STAT 545A Homework #5

Prepared by: Amanda Yuen

Up to this point, we have learned how to generate plots using the lattice package. For homework #5, we will practice generating plots using the ggplot2 package. I'm going to attempt to reproduce some plots from Homework #4 using ggplot2 to compare the results from the lattice and ggplot2 packages.

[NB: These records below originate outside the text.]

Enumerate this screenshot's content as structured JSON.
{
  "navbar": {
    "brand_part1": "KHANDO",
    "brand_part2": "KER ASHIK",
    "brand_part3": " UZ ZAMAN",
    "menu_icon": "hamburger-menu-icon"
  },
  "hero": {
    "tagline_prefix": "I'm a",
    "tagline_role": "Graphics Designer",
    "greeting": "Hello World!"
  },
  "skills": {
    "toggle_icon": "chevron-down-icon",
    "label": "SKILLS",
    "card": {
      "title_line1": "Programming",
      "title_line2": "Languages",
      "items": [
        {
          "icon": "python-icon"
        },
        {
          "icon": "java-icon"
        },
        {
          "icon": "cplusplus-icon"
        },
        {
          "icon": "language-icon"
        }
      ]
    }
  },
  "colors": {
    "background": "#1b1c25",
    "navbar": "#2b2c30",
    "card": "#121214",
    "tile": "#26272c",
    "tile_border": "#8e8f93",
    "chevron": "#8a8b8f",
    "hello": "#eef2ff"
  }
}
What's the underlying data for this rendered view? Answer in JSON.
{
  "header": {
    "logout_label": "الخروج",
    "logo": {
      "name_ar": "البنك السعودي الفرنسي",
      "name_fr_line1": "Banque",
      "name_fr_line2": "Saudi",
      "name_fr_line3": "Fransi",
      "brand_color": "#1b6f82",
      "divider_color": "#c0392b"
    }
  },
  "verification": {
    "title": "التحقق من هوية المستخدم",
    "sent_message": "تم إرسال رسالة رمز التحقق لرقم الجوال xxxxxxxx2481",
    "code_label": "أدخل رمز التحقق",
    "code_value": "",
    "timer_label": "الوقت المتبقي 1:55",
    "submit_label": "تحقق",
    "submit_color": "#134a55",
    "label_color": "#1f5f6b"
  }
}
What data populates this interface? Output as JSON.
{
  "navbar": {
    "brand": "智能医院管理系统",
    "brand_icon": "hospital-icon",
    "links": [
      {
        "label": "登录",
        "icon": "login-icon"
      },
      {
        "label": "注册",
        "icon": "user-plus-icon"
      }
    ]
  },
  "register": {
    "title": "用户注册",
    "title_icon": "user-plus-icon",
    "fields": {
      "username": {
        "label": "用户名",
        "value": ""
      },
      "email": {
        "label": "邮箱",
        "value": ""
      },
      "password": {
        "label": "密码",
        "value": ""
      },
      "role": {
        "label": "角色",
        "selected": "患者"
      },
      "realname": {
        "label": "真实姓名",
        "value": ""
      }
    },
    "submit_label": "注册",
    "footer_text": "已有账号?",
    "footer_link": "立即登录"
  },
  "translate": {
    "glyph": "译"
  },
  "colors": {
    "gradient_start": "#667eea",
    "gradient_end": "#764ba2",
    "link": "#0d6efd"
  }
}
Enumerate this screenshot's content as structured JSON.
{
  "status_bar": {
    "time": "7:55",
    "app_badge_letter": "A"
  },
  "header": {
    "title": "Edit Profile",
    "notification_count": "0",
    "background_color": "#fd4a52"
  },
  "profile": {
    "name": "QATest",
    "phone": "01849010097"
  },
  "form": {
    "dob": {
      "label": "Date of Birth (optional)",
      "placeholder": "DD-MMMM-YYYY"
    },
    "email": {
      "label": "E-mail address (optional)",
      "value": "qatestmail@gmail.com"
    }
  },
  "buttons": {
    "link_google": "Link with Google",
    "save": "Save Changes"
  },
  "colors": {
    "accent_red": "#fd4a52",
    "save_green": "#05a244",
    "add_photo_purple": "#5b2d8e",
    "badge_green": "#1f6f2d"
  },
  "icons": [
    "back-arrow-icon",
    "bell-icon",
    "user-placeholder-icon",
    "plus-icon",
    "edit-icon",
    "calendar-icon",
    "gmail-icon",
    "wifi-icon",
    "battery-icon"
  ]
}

The goal is to make at least two figures, with one being a stripplot-type of figure (one quantitative variable and one categorical variable) and one being a scatterplot (two quantitative variables).

As always, we start by importing the Gapminder data into R and then doing a quick check that the data has been imported properly.

gDat <- read.delim("gapminderDataFiveYear.txt")
str(gDat)
## 'data.frame':    1704 obs. of  6 variables:
##  $ country  : Factor w/ 142 levels "Afghanistan",..: 1 1 1 1 1 1 1 1 1 1 ...
##  $ year     : int  1952 1957 1962 1967 1972 1977 1982 1987 1992 1997 ...
##  $ pop      : num  8425333 9240934 10267083 11537966 13079460 ...
##  $ continent: Factor w/ 5 levels "Africa","Americas",..: 3 3 3 3 3 3 3 3 3 3 ...
##  $ lifeExp  : num  28.8 30.3 32 34 36.1 ...
##  $ gdpPercap: num  779 821 853 836 740 ...

We also need to load the libraries needed for this assignment.

library(plyr)
## Warning: package 'plyr' was built under R version 2.15.3
library(xtable)
## Warning: package 'xtable' was built under R version 2.15.2
library(lattice)
library(ggplot2)
## Warning: package 'ggplot2' was built under R version 2.15.3

We drop Oceania from the data set and check that it has been done successfully.

iDat <- droplevels(subset(gDat, continent != "Oceania"))
table(iDat$continent)
## 
##   Africa Americas     Asia   Europe 
##      624      300      396      360

I'm planning to make three figures. I'll start by trying to make a multi-panelled bar plot just to see how it goes, and then I'll meet the requirement for this assignment by making a scatterplot-type and then a stripplot-type of graph.

Maximum and Minimum GDP Per Capita for Each Continent

Let's begin by displaying the maximum and minimum GDP per capita for each continent in a “tall” table format.

maxMinGdpByContTall <- ddply(iDat, ~continent, summarize, factor = c("min", 
    "max"), GDP = c(min = min(gdpPercap), max = max(gdpPercap)))
tallGdpTbl <- xtable(maxMinGdpByContTall)
print(tallGdpTbl, type = "html", include.rownames = FALSE)
continent factor GDP
Africa min 241.17
Africa max 21951.21
Americas min 1201.64
Americas max 42951.65
Asia min 331.00
Asia max 113523.13
Europe min 973.53
Europe max 49357.19

Last week, I made a multi-panelled bar plot using the lattice package. It is shown below.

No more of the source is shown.